Royal Air Force planes based at RAF Akrotiri in Cyprus are already helping to bomb targets in Iraq and government sources indicated that they could start flying missions over Syria imminently.
Foreign Secretary Philip Hammond said the first strikes could come as early as Thursday night.
Cameron welcomed the result of the House of Commons vote, writing on Twitter: “I believe the house has taken the right decision to keep the UK safe — military action in Syria as one part of a broader strategy.”
It was also immediately hailed by US President Barack Obama, who said the US would “look forward to having British forces flying with the coalition over Syria”.
But during the debate, a wide range of MPs from all parties including main opposition Labour leader Jeremy Corbyn spoke out against air strikes.
Some 2,000 anti-war protesters also held a “die-in” outside parliament ahead of the vote during their second consecutive night of protest.
Corbyn condemned Cameron’s “ill thought-out rush to war” and said his proposals “simply do not stack up”.
However, Labour was also deeply split on the issue. Some 67 of its 231 MPs reportedly voted in favour of bombing, including 11 members of Corbyn’s frontbench team.
“Tornados at dawn” was the front page headline on Britain’s top-selling paper, The Sun, while The Times ran with: “PM wins huge backing for war”.
Asked when British air strikes on Syria could begin, Foreign Secretary Philip Hammond told Channel 4 television Wednesday: “Probably not tonight, but it could be tomorrow night”.
Britain already has eight Tornado fighter jets plus drones involved in the US-led coalition striking IS targets in Iraq and will now deploy more jets.
But experts question how much Britain, which has been wary of joining foreign conflicts in recent years after unpopular wars in Afghanistan and Iraq, would add to the campaign against IS in Syria.
“It will not make a big operational difference,” said Professor Malcolm Chalmers of military think-tank the Royal United Services Institute (RUSI).

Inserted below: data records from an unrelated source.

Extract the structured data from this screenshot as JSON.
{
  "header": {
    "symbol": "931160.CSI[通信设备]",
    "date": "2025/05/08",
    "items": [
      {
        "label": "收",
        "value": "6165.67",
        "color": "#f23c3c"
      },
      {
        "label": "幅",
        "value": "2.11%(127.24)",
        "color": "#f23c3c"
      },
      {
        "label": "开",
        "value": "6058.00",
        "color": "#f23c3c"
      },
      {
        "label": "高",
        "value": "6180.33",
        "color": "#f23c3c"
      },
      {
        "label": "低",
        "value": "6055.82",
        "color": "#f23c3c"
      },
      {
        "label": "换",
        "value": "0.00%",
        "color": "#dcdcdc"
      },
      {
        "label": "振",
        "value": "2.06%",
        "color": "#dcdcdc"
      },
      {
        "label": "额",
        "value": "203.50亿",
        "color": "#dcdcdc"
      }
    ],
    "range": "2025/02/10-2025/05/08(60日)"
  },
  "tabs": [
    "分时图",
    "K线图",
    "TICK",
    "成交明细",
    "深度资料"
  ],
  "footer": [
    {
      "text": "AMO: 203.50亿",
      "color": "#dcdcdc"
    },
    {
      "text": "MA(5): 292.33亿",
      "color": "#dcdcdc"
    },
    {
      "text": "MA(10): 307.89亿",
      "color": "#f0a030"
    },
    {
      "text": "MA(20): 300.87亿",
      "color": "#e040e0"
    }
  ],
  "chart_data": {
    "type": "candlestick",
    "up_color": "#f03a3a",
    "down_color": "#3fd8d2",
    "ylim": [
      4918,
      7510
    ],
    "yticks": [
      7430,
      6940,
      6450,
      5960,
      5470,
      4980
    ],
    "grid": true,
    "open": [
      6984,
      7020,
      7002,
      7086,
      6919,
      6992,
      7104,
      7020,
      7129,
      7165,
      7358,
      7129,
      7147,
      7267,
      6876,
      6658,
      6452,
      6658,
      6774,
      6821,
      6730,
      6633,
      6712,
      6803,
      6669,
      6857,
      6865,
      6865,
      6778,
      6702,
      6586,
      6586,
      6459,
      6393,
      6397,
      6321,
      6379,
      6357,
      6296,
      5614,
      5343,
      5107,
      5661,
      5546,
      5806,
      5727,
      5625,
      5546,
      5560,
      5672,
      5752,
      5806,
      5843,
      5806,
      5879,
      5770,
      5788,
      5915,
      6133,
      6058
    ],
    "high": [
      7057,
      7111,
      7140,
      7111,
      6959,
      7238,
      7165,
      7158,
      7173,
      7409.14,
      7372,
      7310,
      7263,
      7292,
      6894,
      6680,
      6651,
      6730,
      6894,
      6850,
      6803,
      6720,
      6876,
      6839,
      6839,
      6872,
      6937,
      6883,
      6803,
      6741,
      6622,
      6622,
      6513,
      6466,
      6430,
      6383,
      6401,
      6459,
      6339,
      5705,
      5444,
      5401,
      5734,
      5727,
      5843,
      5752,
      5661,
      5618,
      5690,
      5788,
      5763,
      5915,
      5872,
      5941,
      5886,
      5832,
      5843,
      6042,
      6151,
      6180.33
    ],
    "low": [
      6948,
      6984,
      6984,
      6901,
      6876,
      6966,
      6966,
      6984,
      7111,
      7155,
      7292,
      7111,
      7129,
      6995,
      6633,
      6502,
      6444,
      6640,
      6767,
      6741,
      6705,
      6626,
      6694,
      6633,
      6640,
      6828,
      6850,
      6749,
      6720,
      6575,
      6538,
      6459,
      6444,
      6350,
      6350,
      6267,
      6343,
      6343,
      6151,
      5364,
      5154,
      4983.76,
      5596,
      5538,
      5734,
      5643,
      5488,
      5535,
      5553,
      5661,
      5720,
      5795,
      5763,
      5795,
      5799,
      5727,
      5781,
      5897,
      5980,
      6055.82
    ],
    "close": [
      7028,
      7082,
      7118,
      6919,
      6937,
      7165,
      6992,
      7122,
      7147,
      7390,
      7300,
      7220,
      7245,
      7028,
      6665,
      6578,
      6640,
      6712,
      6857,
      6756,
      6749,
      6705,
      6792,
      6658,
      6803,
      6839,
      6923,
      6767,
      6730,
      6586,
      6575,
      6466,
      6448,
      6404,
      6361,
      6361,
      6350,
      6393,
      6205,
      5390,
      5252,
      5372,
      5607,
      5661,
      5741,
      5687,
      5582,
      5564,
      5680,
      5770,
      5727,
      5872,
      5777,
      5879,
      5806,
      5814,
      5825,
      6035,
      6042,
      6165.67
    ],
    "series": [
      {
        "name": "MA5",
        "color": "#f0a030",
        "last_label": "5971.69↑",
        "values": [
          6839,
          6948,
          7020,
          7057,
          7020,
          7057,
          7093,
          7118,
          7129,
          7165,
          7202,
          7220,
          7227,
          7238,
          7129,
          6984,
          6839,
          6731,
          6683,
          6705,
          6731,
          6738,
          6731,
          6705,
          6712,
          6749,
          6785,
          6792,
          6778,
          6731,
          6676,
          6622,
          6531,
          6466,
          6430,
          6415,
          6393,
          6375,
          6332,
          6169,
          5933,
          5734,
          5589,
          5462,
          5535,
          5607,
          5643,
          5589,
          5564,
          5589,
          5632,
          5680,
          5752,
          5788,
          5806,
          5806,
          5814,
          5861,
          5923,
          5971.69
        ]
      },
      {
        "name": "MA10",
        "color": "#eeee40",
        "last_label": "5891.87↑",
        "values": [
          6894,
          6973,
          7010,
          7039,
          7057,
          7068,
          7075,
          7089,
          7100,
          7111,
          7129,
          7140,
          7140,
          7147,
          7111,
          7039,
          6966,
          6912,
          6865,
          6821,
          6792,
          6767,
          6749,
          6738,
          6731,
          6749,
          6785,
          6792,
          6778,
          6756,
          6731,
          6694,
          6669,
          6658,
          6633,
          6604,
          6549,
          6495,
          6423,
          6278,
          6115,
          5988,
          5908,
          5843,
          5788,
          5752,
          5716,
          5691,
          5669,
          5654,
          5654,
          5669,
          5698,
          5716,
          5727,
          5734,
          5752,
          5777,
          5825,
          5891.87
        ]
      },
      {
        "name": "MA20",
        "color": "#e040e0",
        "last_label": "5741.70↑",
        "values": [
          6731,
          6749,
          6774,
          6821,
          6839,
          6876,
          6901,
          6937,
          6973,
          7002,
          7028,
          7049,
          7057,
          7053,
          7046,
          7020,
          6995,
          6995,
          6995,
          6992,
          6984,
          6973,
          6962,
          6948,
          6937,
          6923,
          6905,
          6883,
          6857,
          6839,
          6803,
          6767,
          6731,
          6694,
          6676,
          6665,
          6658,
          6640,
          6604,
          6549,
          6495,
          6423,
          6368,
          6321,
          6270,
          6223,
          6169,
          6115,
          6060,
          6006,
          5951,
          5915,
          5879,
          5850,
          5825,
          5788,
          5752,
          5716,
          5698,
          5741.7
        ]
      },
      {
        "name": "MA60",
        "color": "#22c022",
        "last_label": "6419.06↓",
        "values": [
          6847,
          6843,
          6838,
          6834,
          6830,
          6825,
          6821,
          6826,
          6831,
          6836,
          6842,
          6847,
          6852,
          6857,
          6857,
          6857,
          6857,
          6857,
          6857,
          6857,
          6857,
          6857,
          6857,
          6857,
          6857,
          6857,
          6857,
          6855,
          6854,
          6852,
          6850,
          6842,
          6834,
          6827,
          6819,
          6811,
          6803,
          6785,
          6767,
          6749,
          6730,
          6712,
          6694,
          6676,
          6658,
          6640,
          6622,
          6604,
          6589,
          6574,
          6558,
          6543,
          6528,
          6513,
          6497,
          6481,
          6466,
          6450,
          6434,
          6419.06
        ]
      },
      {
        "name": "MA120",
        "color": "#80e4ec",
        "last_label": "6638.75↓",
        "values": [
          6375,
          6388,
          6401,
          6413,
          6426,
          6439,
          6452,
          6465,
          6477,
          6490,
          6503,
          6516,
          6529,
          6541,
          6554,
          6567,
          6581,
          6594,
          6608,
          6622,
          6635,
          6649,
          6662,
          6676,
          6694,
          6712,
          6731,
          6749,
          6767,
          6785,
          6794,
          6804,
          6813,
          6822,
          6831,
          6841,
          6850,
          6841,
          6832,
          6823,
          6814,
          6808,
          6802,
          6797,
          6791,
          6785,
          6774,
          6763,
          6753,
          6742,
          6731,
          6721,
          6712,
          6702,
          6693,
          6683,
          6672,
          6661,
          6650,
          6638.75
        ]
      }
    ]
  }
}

“It is important symbolically, useful operationally, but not transformative.”
Tim Eaton and Chris Phillips of foreign affairs think-tank Chatham House accused ministers of “knee-jerk reactions… not part of a well-considered long-term strategy to defeat and degrade IS”.
“It is understandable that the British government doesn’t want to stand by as IS continues to terrorise or as Syria continues to be consumed by chaos but reaching for a quick military option like the one proposed is not the answer,” they wrote in an article for Prospect magazine.
Cameron has pledged that Britain joining air strikes on Syria will be matched by a major diplomatic push to resolve the crisis.
The last Syria peace talks in Vienna held last month brought together 17 countries including Russia, the United States, Saudi Arabia and Iran.
It set a fixed calendar for a ceasefire followed by a transitional government in six months and elections one year later. Syrian opposition figures have called this unrealistic.
During the debate, the government also faced a string of questions about whether joining the international military action on Syria could make Britain more vulnerable to attack from IS.
The last major plot to hit British soil was the July 7, 2005 attacks in which 52 people died.
And in June this year, 30 Britons were among 38 tourists killed in an attack at a holiday resort in Tunisia claimed by IS.
Officials say seven plots have been foiled by intelligence services in the last year alone. Cameron said this figure showed it was right to take immediate action.